Бутвиль: Капитан де Кавуа! Поклонник Шарлотты-Маргариты, противник брата Франсуа... на службе у кардинала... Хорошо памятное имя и слабо запомнившееся лицо соединились. Гвардия его высокопреосвященства... Так. Бутвиль сегодня весь день пробегал по городу. Его видели сотни глаз. Его могли узнать уже на постоялом дворе, где он оставил свою лошадь и вещи. О нем мог донести кто угодно - уличные мальчишки, привратник аббатства, супруга пирожника, даже испанский посол, если это ему было выгодно. И вот капитан гвардии кардинала стоит перед ним... Стоп! Он не в форменной одежде. Он не на службе. Но это может быть всего лишь уловкой... Он не привык так жить - оглядываясь, опасаясь предательства от каждого встречного, обдумывая каждое слово. Ему было противно, больно, но и эти свои мучения он приписывал к счету, который надеялся когда-нибудь предъявить... Вся скопившаяся за последнее время ненависть к виновнику гибели брата вспыхнула в душе Луи-Франсуа с такой силой, что на мгновение стало трудно дышать. Но он сдержался. Он очень хорошо научился сдерживаться. Он хотел остаться в живых и на свободе. И у него за спиной была Эмили. Глубоко вздохнув, чтобы избавиться от избытка эмоций, он напомнил себе, что служащий не отвечает за действия своего начальника, а лично капитан де Кавуа перед ним ничем не провинился. - Я много слышал о вас, - надеясь, что капитан не заметил его вспышки, со сдержанной учтивостью ответил он. - Но, сколько мне помнится, лично мы с вами еще не общались. Я - граф де Люз, из дома Монморанси-Бутвиль. Чем могу быть вам полезен?
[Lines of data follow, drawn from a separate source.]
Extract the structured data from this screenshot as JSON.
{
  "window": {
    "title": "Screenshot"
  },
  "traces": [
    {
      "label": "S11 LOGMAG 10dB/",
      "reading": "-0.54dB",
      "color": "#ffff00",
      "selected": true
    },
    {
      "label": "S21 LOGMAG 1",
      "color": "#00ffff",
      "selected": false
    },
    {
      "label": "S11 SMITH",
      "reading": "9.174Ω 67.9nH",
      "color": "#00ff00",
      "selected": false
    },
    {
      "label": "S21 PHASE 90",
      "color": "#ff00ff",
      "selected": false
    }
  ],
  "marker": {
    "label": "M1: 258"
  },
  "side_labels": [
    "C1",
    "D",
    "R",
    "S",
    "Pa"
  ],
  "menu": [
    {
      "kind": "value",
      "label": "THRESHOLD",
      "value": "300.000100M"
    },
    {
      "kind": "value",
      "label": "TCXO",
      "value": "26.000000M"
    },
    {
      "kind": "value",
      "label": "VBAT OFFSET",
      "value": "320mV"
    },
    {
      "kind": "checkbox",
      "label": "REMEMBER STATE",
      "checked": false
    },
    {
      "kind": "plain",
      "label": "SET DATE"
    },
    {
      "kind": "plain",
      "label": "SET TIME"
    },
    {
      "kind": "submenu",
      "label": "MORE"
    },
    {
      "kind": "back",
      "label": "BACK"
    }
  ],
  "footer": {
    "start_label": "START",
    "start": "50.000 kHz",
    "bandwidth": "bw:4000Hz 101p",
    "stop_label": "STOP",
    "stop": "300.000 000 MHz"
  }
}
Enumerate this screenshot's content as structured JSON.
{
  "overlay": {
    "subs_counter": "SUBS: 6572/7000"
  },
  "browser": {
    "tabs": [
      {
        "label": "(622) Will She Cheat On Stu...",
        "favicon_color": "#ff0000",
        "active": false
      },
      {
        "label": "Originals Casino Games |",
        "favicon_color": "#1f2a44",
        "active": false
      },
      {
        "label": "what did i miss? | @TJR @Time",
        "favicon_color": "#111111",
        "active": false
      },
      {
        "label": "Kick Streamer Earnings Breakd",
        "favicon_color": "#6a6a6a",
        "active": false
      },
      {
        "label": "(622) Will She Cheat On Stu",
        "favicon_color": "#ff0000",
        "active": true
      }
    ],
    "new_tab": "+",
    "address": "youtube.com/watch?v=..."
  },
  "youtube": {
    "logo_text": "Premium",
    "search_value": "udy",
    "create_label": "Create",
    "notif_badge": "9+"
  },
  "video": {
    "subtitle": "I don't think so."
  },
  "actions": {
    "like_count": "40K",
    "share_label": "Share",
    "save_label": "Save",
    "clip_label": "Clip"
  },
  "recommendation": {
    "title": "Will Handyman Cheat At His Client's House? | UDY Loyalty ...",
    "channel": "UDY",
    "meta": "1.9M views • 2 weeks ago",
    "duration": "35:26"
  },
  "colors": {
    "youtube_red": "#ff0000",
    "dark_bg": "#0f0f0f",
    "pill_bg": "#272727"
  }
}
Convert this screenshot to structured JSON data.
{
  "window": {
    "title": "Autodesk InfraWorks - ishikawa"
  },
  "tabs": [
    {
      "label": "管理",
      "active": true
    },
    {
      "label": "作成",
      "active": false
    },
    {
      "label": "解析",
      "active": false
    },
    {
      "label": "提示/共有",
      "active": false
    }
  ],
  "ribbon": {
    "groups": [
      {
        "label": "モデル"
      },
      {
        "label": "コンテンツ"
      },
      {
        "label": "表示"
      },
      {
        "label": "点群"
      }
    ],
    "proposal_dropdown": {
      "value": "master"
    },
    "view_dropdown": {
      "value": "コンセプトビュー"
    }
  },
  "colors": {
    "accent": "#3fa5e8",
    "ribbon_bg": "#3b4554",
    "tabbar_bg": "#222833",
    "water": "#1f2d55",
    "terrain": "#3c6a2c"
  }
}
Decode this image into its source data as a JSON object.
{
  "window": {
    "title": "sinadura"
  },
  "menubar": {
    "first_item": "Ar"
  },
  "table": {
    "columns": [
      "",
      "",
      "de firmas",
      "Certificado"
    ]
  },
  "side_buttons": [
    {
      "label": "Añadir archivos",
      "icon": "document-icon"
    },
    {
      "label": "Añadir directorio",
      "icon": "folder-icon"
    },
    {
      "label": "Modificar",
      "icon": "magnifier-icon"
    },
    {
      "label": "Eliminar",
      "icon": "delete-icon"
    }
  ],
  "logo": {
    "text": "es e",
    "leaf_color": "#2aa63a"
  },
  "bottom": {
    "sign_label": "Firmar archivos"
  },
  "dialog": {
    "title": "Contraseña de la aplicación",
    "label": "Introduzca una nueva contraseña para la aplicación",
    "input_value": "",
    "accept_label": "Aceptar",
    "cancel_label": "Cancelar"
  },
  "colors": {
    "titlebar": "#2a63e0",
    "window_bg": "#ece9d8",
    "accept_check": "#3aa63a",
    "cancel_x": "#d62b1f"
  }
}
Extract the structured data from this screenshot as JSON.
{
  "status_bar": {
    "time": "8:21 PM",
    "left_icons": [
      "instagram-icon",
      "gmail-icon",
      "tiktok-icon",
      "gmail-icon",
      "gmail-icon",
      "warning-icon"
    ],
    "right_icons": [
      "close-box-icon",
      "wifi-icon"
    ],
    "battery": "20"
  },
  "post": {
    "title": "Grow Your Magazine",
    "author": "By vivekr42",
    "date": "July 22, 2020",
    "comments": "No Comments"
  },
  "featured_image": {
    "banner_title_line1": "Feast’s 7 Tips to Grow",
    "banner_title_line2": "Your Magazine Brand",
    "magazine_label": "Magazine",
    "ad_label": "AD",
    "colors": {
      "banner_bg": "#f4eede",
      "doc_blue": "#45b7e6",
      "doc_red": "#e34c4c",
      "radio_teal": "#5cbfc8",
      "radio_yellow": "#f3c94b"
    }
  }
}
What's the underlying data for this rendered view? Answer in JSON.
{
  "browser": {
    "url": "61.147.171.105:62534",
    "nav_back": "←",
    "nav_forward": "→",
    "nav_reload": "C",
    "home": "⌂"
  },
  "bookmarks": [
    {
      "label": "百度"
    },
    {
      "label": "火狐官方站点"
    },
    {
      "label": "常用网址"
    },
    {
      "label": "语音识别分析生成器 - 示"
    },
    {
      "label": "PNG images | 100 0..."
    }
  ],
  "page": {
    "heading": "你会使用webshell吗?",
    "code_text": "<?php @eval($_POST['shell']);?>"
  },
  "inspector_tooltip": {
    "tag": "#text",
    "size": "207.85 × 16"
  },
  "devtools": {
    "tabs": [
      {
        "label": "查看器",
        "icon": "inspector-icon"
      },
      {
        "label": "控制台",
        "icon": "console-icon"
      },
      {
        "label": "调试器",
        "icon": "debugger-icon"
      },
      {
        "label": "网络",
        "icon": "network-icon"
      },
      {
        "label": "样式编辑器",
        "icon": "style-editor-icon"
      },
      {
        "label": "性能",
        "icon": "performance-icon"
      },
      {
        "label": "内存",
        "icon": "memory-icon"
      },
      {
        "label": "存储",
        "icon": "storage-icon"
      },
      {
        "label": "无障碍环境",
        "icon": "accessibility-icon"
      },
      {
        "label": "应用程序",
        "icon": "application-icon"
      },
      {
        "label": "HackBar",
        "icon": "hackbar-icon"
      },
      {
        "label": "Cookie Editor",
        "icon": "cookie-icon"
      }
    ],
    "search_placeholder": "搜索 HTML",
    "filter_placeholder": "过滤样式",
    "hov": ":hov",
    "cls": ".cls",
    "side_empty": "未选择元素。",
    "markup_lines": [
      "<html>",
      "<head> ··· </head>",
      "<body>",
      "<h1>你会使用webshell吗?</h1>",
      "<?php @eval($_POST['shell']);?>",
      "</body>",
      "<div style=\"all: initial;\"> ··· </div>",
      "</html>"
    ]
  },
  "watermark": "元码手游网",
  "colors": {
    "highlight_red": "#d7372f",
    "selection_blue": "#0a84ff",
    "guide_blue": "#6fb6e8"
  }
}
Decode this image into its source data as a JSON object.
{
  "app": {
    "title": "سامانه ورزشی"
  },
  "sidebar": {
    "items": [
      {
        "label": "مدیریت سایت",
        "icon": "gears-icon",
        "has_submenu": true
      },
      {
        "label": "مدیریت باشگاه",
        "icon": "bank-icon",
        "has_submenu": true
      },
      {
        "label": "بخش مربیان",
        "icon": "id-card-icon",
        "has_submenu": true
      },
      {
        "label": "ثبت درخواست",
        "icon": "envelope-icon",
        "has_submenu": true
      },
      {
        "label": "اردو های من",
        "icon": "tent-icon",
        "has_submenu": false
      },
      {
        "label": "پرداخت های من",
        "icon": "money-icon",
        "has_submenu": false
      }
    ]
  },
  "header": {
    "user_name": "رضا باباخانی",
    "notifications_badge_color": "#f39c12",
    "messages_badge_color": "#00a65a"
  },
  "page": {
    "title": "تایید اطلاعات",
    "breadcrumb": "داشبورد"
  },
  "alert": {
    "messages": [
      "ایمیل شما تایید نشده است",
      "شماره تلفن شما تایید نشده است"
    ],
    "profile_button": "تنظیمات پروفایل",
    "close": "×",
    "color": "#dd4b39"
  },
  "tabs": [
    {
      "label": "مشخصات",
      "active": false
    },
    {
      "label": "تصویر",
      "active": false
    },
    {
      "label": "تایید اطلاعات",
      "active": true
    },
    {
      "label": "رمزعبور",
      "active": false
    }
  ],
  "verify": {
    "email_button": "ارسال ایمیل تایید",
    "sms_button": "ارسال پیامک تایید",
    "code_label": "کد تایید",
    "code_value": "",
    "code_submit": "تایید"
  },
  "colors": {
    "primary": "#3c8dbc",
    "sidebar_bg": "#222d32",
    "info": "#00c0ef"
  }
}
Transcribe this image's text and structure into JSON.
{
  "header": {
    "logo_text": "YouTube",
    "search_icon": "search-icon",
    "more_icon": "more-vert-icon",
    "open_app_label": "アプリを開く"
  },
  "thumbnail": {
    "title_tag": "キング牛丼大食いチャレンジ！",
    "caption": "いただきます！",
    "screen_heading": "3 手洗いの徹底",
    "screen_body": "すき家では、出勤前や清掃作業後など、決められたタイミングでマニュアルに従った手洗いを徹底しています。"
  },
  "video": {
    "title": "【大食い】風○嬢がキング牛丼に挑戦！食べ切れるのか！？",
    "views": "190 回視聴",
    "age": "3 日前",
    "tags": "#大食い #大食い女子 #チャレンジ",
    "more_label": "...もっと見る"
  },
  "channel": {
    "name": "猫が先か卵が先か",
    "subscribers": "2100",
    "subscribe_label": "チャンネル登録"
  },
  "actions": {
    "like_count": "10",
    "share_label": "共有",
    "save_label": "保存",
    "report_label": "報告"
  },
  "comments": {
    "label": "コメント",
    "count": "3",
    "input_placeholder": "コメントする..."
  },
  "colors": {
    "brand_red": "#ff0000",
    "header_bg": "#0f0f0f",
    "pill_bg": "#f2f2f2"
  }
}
Эмили-Франсуаза де К: Почувствовав себя за спиной Бутвиля надежно скрытой от всех опасностей, Эмили устыдилась своего страха. Чего ей было пугаться? Капитан сам передал ее Монтегю, а значит, посланник Давенпорта, к тому же дурно выполнивший свою миссию, был ему не нужен. И нет ничего удивительного в том, что господин де Кавуа оказался на этой улице, где остановилось полным полно знатных особ, и заговорил с ее спутником, герб которого преспокойно красуется рядом с королевскими лилиями на этой вот соседней карете… А она шарахнулась, как безумная, вцепилась в его руку… И граф, чьи манеры всегда безукоризненны, сочтет ее трусливой и дурно воспитанной. «Если это можно назвать воспитанием» - вспомнились девушке слова Бутвиля, и Эмили едва не застонала от досады. не отдавая себе отчета в том, что мнение едва знакомого человека становится для нее все более и более важным.